“Drive carefully with your daughter. And have a wonderful afternoon.”
— Dan Ryan, Portland city commissioner
As you can see in the photo above, Portland Mayor Wheeler was actively driving while making a statement regarding a vote on a council agenda item (watch the video below). He looks directly into the camera several times. At the end of the meeting, Commissioner Dan Ryan said, “Drive carefully with your daughter. And have a wonderful afternoon.”
Talking on a hands-free device is not against the law in Oregon, but the behavior certainly qualifies as distracted driving and the mayor sets a dangerous example for all Portlanders by doing it.
You might think hands-free phone calls are safe, but doing so engages your brain in a way that takes your focus off of the task of driving.
A 2013 study from AAA on cognitive distraction found that talking on a hands-free phone was only slightly less distracting than holding the phone in your hand. “Even when a driver’s eyes are on the road and hands are on the wheel, sources of cognitive distraction cause significant impairments to driving, such as: Suppressed brain activity in the areas needed for safe driving; Increased reaction time (to peripheral detection test and lead vehicle braking); Missed cues and decreased accuracy (to peripheral detection test); and Decreased visual scanning of the driving environment (tunnel vision, of sorts),” reads a summary of the AAA study.
Here’s the video of the today’s meeting where Mayor Wheeler makes statements and looks at his phone while driving his daughter in his personal car:
The National Highway Traffic Safety Administration (NHTSA) defines distracted driving as, “… anything that takes your attention away from the task of safe driving.” A Washington Post article from March 2021 titled, Using hands-free cellphones when you drive is not as safe as you think reported that,
a 2018 analysis of dozens of studies concluded that “conversation on a handheld or hands-free phone resulted in performance costs when compared with baseline driving for reaction time, stimulus detection, and collisions.” Yet another review suggested that hands-free conversations could create unique concerns because “drivers compensate for the deleterious effects of cell phone use when using a handheld phone but neglect to do so when using a hands-free phone.”
Portland has had a record number of fatal traffic crashes so far this year.
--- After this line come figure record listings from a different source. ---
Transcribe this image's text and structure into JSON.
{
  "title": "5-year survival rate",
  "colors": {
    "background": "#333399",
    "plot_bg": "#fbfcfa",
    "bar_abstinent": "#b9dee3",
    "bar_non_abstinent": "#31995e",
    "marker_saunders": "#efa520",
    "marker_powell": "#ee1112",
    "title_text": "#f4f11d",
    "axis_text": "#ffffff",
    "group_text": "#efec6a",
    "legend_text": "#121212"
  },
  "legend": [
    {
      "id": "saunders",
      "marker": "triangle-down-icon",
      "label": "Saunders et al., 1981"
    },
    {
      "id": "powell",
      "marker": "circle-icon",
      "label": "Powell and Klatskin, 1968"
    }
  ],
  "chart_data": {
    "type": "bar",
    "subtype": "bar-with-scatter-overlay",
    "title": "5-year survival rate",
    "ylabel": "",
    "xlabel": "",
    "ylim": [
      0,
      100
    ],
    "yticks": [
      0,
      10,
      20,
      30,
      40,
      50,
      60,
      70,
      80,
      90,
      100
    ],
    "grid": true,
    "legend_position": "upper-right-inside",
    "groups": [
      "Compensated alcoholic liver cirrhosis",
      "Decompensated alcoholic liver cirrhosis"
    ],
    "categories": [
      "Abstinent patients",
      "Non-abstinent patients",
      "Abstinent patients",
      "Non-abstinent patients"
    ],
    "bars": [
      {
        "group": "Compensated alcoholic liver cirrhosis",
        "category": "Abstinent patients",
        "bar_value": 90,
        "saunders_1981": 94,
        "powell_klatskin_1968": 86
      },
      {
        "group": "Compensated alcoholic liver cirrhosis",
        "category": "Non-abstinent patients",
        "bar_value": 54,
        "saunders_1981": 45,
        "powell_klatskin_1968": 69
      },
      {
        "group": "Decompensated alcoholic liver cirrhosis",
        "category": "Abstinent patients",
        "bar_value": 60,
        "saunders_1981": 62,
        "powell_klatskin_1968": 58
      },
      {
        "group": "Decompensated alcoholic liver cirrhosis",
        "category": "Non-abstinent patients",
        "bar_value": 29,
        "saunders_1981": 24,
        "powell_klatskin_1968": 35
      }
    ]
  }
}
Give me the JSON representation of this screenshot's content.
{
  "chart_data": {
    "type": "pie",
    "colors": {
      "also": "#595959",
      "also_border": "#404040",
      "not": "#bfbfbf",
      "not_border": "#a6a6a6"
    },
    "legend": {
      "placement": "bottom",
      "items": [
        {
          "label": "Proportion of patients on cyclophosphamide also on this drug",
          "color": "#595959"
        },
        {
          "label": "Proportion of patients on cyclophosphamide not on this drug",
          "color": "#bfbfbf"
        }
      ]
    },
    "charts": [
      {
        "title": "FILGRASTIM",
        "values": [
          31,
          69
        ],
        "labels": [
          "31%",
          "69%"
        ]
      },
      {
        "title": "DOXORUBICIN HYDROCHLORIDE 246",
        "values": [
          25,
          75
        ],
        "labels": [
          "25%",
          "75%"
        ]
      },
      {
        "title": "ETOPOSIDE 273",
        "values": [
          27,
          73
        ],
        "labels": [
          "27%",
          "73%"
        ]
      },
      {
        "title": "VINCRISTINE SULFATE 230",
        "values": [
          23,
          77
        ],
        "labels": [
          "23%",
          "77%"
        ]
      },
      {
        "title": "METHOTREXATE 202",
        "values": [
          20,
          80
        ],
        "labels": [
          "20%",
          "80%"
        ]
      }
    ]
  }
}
Our roads are dark and wet and slick this time of year. We need everyone to redouble their efforts to drive with as much caution and respect for others as possible. A momentary lapse in attention can cause a lifetime of trauma and tragedy.
Please don’t drive distracted Mayor Wheeler! And if you do it for whatever reason in the future, please have the sense to not broadcast that dangerous behavior to the entire city.
I’ve asked the Mayor’s office for comment but have not yet heard back.
UPDATE, 12/16 at 11:15 am: A spokesperson for the Mayor’s office says they have no comment.